Alhana lehnte ihren Kopf an Sturms Brust. Die uralte Rüstung fühlte sich kühl und beruhigend an, und darunter konnte sie sein Herz schlagen hören, schnell, beständig und tröstend.

Die Arme, die sie hielten, waren stark. Seine Hand streichelte ihr schwarzes Haar.

Alhana, keusche Tochter eines strengen und rigiden Volkes, wußte seit langer Zeit, wen sie wann und wo heiraten würde. Es war ein Elfenlord, und sie hatten sich in gegenseitigem Einvernehmen in all den Jahren nie berührt, seitdem diese Verbindung geplant war. Er war bei den anderen geblieben, während Alhana zurückgekehrt war, um ihren Vater zu suchen. Sie war in diese Welt der Menschen gestolpert und von dem Schock völlig benommen. Sie verabscheute sie und war gleichzeitig fasziniert von ihnen. Sie waren so mächtig, ihre Gefühle so roh und ungezähmt. Und gerade als Alhana dachte, sie würde diese Menschen für immer hassen und verachten, mußte das hier passieren.
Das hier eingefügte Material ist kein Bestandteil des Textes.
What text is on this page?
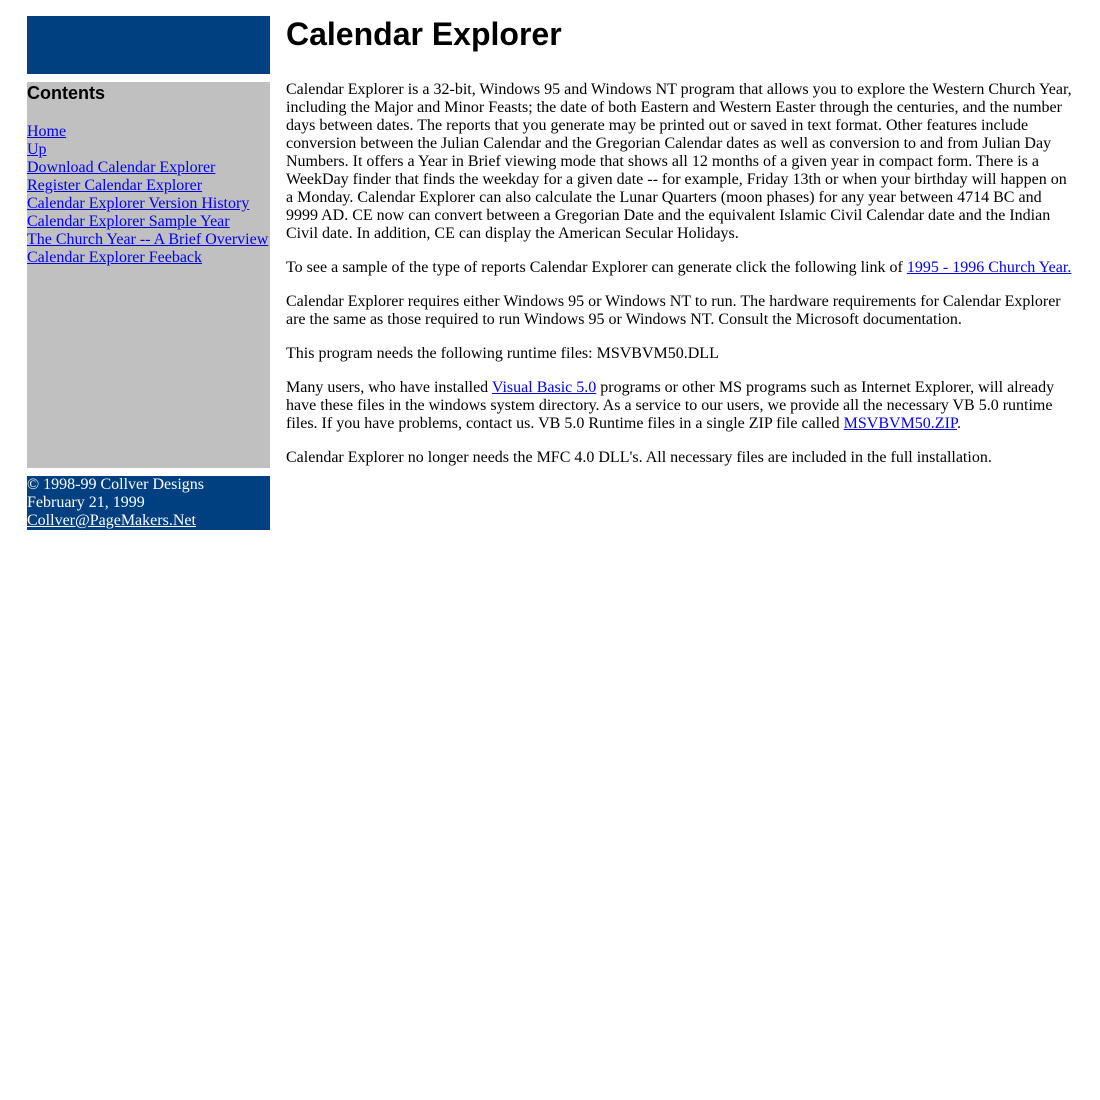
Contents
Home
Up
Download Calendar Explorer
Register Calendar Explorer
Calendar Explorer Version History
Calendar Explorer Sample Year
The Church Year -- A Brief Overview
Calendar Explorer Feeback
© 1998-99 Collver Designs
February 21, 1999
Collver@PageMakers.Net
Calendar Explorer

Calendar Explorer is a 32-bit, Windows 95 and Windows NT program that allows you to explore the Western Church Year, including the Major and Minor Feasts; the date of both Eastern and Western Easter through the centuries, and the number days between dates. The reports that you generate may be printed out or saved in text format. Other features include conversion between the Julian Calendar and the Gregorian Calendar dates as well as conversion to and from Julian Day Numbers. It offers a Year in Brief viewing mode that shows all 12 months of a given year in compact form. There is a WeekDay finder that finds the weekday for a given date -- for example, Friday 13th or when your birthday will happen on a Monday. Calendar Explorer can also calculate the Lunar Quarters (moon phases) for any year between 4714 BC and 9999 AD. CE now can convert between a Gregorian Date and the equivalent Islamic Civil Calendar date and the Indian Civil date. In addition, CE can display the American Secular Holidays.

To see a sample of the type of reports Calendar Explorer can generate click the following link of 1995 - 1996 Church Year.

Calendar Explorer requires either Windows 95 or Windows NT to run. The hardware requirements for Calendar Explorer are the same as those required to run Windows 95 or Windows NT. Consult the Microsoft documentation.

This program needs the following runtime files: MSVBVM50.DLL

Many users, who have installed Visual Basic 5.0 programs or other MS programs such as Internet Explorer, will already have these files in the windows system directory. As a service to our users, we provide all the necessary VB 5.0 runtime files. If you have problems, contact us. VB 5.0 Runtime files in a single ZIP file called MSVBVM50.ZIP.

Calendar Explorer no longer needs the MFC 4.0 DLL's. All necessary files are included in the full installation.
Alhana sah in Sturms betrübtes Gesicht, sah Stolz, Würde, Strenge, den Wunsch nach Vollkommenheit – einer unerreichbaren Vollkommenheit. Das Mädchen fühlte sich zu diesem Mann hingezogen – zu diesem Menschen. Sich seiner Stärke hingebend, von seiner Anwesenheit beruhigt, empfand sie eine süße, verzehrende Wärme, und plötzlich erkannte sie, daß dieses Feuer für sie eine größere Gefahr bedeutete als die Feuer von tausend und abertausend Drachen.

»Wir gehen besser«, flüsterte Sturm leise, aber zu seiner Verwunderung stieß Alhana ihn von sich.

»Wir trennen uns hier«, sagte sie, ihre Stimme war kalt wie der Nachtwind. »Ich muß zu meiner Herberge zurück. Vielen Dank für deine Begleitung.«

»Was?« fragte Sturm. »Du willst allein gehen? Das ist Wahnsinn.« Er ergriff ihren Arm. »Ich kann nicht zulassen...« Das war, wie ihm klarwurde, ein Fehler, denn sie versteifte sich.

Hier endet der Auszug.